Soloensis

Hidup di Tengah Hutan, Warga Kampung Tuwon Wonogiri Harus Berdamai dengan Kera

tuwon kampung di tengah hutan wonogiri

Solopos.com, WONOGIRI — Hidup nyaris terisolasi di tengah hutan dan menggantungkan hidup dari hasil pertanian, warga Kampung Tuwon, Dusun Ngrapah, Desa Setren, Kecamatan Slogohimo, Wonogiri, harus berhadapan dengan banyak tantangan dan kesulitan hidup.

Selain jarak yang jauh dari pusat kota dan akses menuju kampung yang bisa bikin pengendara motor menjerit, warga kampung ini juga menghadapi tantangan serangan hewan liar. Di hutan sekitar Kampung Tuwon banyak kera liar yang kerap mengganggu, terutama merusak tanaman pertanian. 

Padahal, mayoritas warga Tuwon menggantungkan hidup dari hasil bercocok tanam. Hal itu karena wilayah di dataran tinggi lereng Gunung Lawu selatan tersebut memang diuntungkan dengan kesuburan tanahnya.

Kendati begitu, tidak serta merta pertanian di Kampung Tuwon selalu menghasilkan panen yang baik. Nyatanya, tanaman mereka sering kali dijarah kawanan kera liar hutan. Kera-kera itu merusak tanaman-tanaman pertanian warga hingga menyebabkan gagal panen. 

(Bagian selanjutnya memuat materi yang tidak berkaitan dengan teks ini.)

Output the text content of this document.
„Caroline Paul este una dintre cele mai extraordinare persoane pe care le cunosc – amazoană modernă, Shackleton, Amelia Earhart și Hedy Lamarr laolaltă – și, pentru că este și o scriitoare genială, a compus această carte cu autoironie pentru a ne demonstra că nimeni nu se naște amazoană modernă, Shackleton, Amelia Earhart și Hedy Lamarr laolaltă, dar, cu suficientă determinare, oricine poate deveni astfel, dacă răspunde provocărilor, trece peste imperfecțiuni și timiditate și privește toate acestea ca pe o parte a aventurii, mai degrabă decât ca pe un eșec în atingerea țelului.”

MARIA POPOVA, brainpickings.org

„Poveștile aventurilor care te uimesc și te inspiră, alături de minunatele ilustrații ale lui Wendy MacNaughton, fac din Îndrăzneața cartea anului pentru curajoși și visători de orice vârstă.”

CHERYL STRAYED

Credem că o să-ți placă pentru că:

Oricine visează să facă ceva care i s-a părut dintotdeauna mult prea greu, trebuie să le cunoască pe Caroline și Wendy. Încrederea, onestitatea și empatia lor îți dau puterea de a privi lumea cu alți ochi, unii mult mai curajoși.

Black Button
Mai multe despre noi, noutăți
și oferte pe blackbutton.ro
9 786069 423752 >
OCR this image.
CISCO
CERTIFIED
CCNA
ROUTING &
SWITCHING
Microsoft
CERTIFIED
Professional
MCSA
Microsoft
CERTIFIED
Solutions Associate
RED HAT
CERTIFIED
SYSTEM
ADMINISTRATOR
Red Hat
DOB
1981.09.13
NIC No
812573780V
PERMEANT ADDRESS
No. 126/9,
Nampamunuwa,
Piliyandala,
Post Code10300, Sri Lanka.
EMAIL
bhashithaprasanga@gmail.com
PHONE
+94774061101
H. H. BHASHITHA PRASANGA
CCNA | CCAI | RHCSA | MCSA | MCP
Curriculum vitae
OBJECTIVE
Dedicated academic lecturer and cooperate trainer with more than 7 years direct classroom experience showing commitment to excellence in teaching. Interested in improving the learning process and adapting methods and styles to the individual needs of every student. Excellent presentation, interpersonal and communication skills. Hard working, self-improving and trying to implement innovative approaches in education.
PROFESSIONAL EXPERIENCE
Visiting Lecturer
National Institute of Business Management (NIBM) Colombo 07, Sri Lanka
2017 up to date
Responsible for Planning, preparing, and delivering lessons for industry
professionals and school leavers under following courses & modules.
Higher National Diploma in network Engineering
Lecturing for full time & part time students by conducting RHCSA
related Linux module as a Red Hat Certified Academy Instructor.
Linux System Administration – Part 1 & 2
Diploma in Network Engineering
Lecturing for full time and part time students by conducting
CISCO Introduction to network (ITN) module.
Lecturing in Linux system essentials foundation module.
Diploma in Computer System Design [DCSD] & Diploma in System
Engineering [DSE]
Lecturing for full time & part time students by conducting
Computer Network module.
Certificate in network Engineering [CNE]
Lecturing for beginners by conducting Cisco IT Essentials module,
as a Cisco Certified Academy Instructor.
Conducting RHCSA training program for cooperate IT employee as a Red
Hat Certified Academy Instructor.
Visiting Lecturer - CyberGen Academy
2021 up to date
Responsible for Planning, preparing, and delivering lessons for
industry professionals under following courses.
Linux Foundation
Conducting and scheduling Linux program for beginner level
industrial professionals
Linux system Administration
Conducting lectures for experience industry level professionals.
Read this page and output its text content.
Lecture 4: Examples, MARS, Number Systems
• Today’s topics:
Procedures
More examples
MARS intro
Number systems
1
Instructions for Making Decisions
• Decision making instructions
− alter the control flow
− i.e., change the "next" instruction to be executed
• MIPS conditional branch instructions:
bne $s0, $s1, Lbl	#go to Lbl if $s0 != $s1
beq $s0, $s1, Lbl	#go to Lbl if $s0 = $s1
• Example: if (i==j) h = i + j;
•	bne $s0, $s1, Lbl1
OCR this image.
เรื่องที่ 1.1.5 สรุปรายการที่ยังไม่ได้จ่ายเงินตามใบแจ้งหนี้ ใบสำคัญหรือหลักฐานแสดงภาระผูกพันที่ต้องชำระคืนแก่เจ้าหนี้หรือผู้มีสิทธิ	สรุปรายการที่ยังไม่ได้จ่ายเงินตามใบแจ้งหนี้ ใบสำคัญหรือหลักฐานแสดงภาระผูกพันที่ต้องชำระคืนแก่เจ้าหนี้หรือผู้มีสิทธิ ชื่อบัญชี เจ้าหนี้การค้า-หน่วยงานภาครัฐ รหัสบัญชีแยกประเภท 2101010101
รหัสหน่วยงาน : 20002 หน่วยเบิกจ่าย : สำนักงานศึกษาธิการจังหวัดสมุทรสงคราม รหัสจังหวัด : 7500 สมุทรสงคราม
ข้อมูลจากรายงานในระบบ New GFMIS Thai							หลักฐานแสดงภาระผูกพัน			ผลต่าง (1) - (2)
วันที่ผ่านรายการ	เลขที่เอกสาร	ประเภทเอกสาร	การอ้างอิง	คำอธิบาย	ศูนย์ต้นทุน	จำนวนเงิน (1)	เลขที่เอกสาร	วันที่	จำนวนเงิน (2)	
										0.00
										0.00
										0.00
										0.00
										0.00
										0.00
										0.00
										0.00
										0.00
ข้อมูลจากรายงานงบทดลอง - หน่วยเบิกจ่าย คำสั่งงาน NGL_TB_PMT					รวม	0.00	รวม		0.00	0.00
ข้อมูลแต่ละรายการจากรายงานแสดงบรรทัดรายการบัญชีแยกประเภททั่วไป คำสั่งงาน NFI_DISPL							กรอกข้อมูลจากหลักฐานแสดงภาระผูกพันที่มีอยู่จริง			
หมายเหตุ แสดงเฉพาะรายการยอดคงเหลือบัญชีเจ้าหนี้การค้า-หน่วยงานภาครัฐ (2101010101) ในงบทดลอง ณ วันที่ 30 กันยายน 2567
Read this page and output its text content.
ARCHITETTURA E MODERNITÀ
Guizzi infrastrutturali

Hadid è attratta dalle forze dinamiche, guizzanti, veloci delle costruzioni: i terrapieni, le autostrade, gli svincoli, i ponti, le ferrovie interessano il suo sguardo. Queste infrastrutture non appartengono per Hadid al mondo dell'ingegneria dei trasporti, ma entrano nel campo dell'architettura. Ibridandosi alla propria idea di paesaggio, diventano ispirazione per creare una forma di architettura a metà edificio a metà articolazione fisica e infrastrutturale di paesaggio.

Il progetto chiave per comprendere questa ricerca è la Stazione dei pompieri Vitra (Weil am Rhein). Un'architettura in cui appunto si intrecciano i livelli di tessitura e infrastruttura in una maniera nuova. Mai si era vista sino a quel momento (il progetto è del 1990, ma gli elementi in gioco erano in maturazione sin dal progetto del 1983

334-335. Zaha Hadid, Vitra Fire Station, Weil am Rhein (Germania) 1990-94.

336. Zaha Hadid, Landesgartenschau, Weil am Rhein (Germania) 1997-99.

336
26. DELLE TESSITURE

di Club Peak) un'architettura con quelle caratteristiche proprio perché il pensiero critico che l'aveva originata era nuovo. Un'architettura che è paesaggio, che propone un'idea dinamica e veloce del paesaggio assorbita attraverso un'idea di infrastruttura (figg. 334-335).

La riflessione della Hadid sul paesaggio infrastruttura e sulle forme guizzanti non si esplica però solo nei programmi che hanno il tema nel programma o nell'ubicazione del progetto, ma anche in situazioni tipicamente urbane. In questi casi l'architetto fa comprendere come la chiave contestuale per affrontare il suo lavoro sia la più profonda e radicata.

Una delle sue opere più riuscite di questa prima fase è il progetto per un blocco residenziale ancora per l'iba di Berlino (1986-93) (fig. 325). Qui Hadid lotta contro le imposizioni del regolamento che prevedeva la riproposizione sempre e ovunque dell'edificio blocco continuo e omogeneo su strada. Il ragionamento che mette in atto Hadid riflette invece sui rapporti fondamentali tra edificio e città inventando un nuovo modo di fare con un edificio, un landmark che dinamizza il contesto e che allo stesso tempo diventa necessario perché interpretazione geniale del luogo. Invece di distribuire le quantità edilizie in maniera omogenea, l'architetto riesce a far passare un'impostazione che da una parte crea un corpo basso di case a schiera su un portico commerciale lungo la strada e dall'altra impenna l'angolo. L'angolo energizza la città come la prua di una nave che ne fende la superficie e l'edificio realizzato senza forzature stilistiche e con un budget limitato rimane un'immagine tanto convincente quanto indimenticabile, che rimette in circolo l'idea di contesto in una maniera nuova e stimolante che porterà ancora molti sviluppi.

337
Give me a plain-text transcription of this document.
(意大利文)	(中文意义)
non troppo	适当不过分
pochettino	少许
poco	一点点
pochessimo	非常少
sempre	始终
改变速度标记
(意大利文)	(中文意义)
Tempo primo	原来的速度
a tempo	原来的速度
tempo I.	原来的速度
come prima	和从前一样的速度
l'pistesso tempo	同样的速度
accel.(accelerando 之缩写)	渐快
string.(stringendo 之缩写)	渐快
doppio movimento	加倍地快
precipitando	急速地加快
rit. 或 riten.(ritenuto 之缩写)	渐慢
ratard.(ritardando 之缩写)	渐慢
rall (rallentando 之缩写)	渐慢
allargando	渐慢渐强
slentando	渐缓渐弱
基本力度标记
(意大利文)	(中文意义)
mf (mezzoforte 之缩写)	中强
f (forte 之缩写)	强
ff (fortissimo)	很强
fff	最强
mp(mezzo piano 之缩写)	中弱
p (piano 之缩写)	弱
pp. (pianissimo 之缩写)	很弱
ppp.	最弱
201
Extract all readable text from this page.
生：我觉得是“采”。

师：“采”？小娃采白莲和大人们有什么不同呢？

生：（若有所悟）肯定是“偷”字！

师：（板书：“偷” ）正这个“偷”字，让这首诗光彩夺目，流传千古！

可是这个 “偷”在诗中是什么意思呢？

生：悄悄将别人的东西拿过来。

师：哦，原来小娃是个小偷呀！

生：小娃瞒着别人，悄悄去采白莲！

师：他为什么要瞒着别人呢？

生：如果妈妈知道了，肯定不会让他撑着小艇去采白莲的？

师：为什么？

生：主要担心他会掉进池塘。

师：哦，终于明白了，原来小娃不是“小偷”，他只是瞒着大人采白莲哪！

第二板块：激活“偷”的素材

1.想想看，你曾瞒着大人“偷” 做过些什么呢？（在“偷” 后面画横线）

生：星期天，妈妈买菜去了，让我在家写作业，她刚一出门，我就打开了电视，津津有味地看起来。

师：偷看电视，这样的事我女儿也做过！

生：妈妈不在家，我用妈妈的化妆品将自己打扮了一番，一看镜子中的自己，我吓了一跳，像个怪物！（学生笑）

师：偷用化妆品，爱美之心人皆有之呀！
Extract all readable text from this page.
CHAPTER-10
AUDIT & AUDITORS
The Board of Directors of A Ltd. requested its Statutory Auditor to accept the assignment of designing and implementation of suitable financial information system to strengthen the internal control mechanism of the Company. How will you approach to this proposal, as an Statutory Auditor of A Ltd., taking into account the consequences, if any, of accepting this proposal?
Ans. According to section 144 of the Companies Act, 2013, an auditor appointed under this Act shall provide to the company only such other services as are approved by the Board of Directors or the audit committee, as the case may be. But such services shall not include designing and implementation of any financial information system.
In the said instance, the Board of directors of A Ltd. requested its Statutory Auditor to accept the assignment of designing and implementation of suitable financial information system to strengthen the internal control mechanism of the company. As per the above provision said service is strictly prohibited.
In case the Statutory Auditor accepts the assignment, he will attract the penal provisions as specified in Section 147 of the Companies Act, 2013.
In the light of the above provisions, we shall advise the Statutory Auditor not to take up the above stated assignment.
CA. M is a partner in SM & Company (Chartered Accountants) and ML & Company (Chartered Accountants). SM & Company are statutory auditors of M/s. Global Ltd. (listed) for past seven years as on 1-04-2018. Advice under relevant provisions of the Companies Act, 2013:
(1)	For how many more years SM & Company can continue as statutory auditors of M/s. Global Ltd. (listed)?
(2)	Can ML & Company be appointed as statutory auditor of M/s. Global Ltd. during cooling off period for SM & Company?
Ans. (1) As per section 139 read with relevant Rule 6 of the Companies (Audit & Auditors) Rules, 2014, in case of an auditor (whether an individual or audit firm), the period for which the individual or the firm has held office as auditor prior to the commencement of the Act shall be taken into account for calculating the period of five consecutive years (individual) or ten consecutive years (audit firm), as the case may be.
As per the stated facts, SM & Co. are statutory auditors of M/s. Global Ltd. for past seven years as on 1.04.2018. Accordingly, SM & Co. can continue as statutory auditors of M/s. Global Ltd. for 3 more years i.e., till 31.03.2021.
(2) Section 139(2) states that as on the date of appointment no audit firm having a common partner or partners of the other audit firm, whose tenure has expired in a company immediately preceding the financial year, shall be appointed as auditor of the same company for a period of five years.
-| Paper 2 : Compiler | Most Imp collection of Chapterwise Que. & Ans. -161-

Bahkan tidak jarang kawanan kera masuk ke pemukiman kampung di tengah hutan Setren, Slogohimo, Wonogiri, yang hanya dihuni 51 jiwa itu. Warga dan kawanan itu pun terpaksa seperti berperang. Warga sering menjaga lahan pertaniannya dengan membawa senapan angin. 

Asih, salah satu warga Kampung Tuwon yang ditemui Solopos.com saat mengunjungi wilayah tersebut belum lama ini, mengaku sudah kerap mendapati kawanan kera yang menginvasi lahan pertaniannya. Kera-kera itu ia anggap sebagai hama.

Kerugian yang timbul akibat ulah kera liar itu pun terlalu banyak bagi Asih. Untuk meminimalkan kerusakan tanamannya, Asih harus sering-sering pergi ke lahan pertaniannya meski kadang masih kecolongan oleh kelompok kera liar.

Sesepuh Kampung Tuwon, Jaiman, salah satu warga pertama yang mendiami Kampung Tuwon pada 1975-an, menyebut serangan hama kera di Kampung Tuwon semakin agresif dalam satu dasawarsa terakhir. Minimnya bahan makanan di hutan menjadi penyebab kawanan kera itu mencuri tanaman pertanian warga kampung itu. 

Hidup Berdampingan

Warga kampung di tengah hutan Slogohimo, Wonogiri, itu pun enggan menanam pohon-pohon buah. Hal itu menjadi sasaran empuk bagi kera. Kendati begitu, ia tak bisa berbuat banyak selain harus mengakui keberadaan mereka dan hidup berdampingan dengan kelompok kera. “Ketheke kathah. Mangani tanduran,” katanya.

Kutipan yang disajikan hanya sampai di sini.